Fed Offers 3 New Programs For Small Businesses
WASHINGTON - the U.S. Small Business Administration (SBA) has announced three new programs aimed at increasing the availability of SBA 7(a) loans in underserved communities throughout the country. The purpose of these SBA initiatives is to help ensure entrepreneurs and small business owners have the tools they need to start and grow their business and create jobs.
Flagship Loan Program - The SBA 7(a) loan program is the Agency's flagship loan program for providing small businesses access to operating funds. They are the most flexible types of loans since they can be utilized for a variety of business purposes such as working capital, machinery and equipment, furniture and fixtures, land and building (including purchase, renovation and new construction), leasehold improvements, and debt refinancing (under special conditions). Loan maturity is up to 10 years for working capital and generally up to 25 years for fixed assets.
The 7(a) Loan Program is SBA’s primary program to help start-up and existing small businesses obtain financing when they might not be eligible for business loans through normal lending channels. The name comes from section 7(a) of the Small Business Act.
Based on Loan Guarantees - SBA itself does not make loans, but rather guarantees a portion of loans made and administered by commercial lending institutions. Most American banks participate in the SBA 7(a) loan program. The SBA guarantee is up to 85% on loans up to $150,000 and 75% on loans from $150,000 to $250,000.
U.S. Small Businesses - To be considered for a 7(a) loan, applicants must meet certain eligibility requirements. The main criteria are that the business be small (within SBA size standards) and that they do business within the United States.
Three New SBA Program Initiatives - The three SBA Programs announced were as follows:
1. Community Advantage Program – For the first time in the history of SBA's 7(a) lending program, the SBA will provide loan guarantees through community-based lenders such as CDFIs and micro-lenders. The purpose is to bring the lending directly into underserved markets across the country. The loans, up to $250,000, will be coupled with technical assistance to assure business success. The loans will use SBA's streamlined two-page loan application procedures which reduce paper work by 50%. Up to 50 community-based lenders will be brought into the program in Year I, up to 100 in Year II, and possibly up to 150 in Year III. Lenders will be required to keep 50% of the value of their loans in underserved markets.
2. Small Loan Advantage Program – The purpose of this initiative is to incentivize the 630 large banks participating in the SBA 7(a) loan program to do more in smaller loan lending. These loans would be for businesses that are looking for smaller loans (less than $250,000). The program would streamline the application process and reduce paperwork by 50%.

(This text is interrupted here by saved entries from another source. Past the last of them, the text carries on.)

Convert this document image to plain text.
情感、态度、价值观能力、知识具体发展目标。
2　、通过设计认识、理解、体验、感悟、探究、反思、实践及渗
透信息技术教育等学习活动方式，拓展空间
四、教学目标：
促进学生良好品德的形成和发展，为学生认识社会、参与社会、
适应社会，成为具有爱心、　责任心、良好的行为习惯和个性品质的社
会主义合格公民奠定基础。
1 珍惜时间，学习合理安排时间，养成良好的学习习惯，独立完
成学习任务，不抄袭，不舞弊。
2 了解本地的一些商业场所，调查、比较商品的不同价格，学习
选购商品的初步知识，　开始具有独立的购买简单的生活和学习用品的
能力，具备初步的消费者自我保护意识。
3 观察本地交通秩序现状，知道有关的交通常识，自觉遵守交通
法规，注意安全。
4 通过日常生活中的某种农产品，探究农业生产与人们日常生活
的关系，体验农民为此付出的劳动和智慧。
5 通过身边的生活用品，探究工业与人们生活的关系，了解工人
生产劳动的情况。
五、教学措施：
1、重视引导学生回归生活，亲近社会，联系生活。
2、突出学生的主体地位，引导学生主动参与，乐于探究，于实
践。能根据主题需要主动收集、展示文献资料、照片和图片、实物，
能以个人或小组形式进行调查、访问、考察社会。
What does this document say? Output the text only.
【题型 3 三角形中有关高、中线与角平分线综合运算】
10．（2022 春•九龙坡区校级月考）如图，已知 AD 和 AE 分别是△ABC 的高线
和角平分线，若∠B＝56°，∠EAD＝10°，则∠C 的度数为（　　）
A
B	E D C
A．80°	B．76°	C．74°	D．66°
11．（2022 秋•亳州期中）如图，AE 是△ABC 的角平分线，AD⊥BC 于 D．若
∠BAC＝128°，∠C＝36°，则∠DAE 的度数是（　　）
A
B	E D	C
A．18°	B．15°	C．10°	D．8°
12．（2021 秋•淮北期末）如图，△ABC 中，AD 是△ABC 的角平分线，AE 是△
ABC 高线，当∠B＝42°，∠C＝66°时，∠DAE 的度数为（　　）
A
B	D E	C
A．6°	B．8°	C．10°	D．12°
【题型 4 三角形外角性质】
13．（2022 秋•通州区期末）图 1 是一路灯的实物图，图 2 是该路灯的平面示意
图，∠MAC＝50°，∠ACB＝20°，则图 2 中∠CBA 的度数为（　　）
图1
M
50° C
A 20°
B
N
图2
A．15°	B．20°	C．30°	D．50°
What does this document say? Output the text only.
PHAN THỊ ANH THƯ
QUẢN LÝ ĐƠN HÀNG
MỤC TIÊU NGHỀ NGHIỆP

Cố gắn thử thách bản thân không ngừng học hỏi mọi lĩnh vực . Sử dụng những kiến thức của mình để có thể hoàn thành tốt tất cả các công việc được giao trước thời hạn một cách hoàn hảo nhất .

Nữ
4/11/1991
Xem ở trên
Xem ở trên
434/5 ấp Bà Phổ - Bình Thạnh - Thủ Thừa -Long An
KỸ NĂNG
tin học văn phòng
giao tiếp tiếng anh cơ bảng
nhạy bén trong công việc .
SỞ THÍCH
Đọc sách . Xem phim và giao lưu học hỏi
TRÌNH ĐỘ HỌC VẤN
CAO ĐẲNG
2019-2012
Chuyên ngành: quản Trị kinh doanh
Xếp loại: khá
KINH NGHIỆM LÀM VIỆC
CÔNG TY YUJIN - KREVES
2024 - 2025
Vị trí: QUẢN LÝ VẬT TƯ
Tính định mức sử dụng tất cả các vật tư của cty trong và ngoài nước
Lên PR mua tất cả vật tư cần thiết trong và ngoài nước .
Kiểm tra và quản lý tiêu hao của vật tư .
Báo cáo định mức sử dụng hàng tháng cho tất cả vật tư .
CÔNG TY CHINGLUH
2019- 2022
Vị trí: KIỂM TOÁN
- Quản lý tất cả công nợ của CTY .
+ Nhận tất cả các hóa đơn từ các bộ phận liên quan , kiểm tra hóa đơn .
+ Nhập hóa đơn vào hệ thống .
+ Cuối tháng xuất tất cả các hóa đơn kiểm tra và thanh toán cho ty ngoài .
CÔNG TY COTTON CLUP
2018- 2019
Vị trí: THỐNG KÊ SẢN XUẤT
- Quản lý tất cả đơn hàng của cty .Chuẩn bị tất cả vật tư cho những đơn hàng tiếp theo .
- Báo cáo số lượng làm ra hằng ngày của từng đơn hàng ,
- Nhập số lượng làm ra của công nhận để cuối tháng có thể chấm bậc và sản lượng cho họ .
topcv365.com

3. Advisory Council on Underserved Communities – A national council will be created to advise SBA on what more can be done to strengthen the Agency's support for underserved markets. The Council will consist of 20 members of leading small business leaders and advocates. SBA will begin seeking nominations for the Council early in 2011.
First Loans - It is anticipated that the first loans made through these new SBA initiatives will take place in mid-March, 2011. Local Hispanic Chambers of Commerce may contact their local SBA offices to find out how to participate in the SBA Micro-Loan Program.